Options on equities, narrow-based (sector) indexes and narrow-based ETFs, generally open at 9:30 a.m. ET and close for trading at 4:00 p.m. ET. Options on some broad-based ETFs and index products trade until 4:15 p.m. ET. Please consult the product specifications at the exchange where the product trades for exact trading hours.
-What is a strike price?
The strike price is the price at which an option holder can purchase (call) or sell (put) the underlying stock, sometimes called striking price, strike or exercise price.
-What is a call?
A call is an option contract that gives the owner the right to buy the underlying stock at a specified price (its strike price) for a certain, fixed period (until expiration). For example, American-style ABC Corp. March 20 call entitles the buyer to purchase 100 shares of ABC Corp. common stock at $20 per share before the option’s March expiration date. For a call option writer or seller, the contract represents an obligation to sell the underlying stock if the option is assigned.
-What is a put?
A put is an option contract that gives the owner the right to sell the underlying stock at a specified price (its strike price) for a certain, fixed period (until expiration).

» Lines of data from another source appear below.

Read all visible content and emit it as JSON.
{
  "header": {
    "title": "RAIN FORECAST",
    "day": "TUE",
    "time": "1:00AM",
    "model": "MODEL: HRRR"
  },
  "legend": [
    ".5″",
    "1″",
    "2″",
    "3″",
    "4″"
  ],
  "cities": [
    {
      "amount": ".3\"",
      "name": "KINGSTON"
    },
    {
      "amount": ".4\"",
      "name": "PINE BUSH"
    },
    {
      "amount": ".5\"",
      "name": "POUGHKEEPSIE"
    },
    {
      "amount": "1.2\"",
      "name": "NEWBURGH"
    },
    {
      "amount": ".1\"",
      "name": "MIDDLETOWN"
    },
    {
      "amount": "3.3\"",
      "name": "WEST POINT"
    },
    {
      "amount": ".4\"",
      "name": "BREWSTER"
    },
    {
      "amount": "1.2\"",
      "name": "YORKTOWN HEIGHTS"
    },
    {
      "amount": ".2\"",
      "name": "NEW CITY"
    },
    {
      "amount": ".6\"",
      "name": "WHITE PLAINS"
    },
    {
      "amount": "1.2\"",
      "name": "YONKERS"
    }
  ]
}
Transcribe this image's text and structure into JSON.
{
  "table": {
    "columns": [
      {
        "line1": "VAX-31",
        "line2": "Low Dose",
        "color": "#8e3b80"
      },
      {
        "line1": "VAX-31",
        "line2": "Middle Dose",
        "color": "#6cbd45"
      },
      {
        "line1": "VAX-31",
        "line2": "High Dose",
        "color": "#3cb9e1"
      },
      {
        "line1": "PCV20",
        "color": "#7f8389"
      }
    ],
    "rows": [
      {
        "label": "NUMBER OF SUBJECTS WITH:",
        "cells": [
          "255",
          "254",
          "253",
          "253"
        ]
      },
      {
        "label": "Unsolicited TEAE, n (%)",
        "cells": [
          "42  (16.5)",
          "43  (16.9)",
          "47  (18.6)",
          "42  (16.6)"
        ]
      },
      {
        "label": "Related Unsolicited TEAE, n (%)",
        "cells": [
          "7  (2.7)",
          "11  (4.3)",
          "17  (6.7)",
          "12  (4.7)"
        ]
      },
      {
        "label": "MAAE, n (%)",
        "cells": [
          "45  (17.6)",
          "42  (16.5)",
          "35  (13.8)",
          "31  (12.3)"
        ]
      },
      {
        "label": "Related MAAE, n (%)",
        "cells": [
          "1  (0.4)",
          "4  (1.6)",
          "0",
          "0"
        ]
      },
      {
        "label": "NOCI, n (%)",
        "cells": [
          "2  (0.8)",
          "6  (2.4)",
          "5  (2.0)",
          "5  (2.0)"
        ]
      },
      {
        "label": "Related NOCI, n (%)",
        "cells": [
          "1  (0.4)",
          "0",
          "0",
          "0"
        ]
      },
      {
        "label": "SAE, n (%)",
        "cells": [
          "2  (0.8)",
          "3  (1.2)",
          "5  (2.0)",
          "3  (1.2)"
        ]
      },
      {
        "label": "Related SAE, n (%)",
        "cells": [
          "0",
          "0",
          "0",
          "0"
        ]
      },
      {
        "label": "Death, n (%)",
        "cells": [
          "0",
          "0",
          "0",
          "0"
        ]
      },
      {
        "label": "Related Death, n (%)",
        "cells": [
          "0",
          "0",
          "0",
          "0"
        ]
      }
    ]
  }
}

For example, an ABC Corp. March 20 put entitles the owner to sell 100 shares of ABC Corp. common stock at $20 per share before the option’s March expiration. For the writer or seller of a put option, the contract represents an obligation to buy the underlying stock from the option owner if the option is assigned.
-What is Time Value of an Option (TV)?
The time value (TV) (extrinsic or instrumental value) of an option is the premium a rational investor would pay over its current exercise value (intrinsic
-What is an ‘Assignment’?
Assignment takes place when the written option is exercised by the options holder. The options writer is said to be assigned the obligation to deliver the terms of the options contract. When assigned, the option writer has an obligation to complete the requirements of the option contract. If the option was a call (put) option, then the writer would have to sell (buy) the underlying security at the stated strike price. Options are generally assigned when they get closer to expiration. Only about 17% of options are exercised, this does not mean that 17% of all options positions will be assigned at a given time. Generally the 17% represents the deeper into-the-money the short options, which are more likely to be exercised.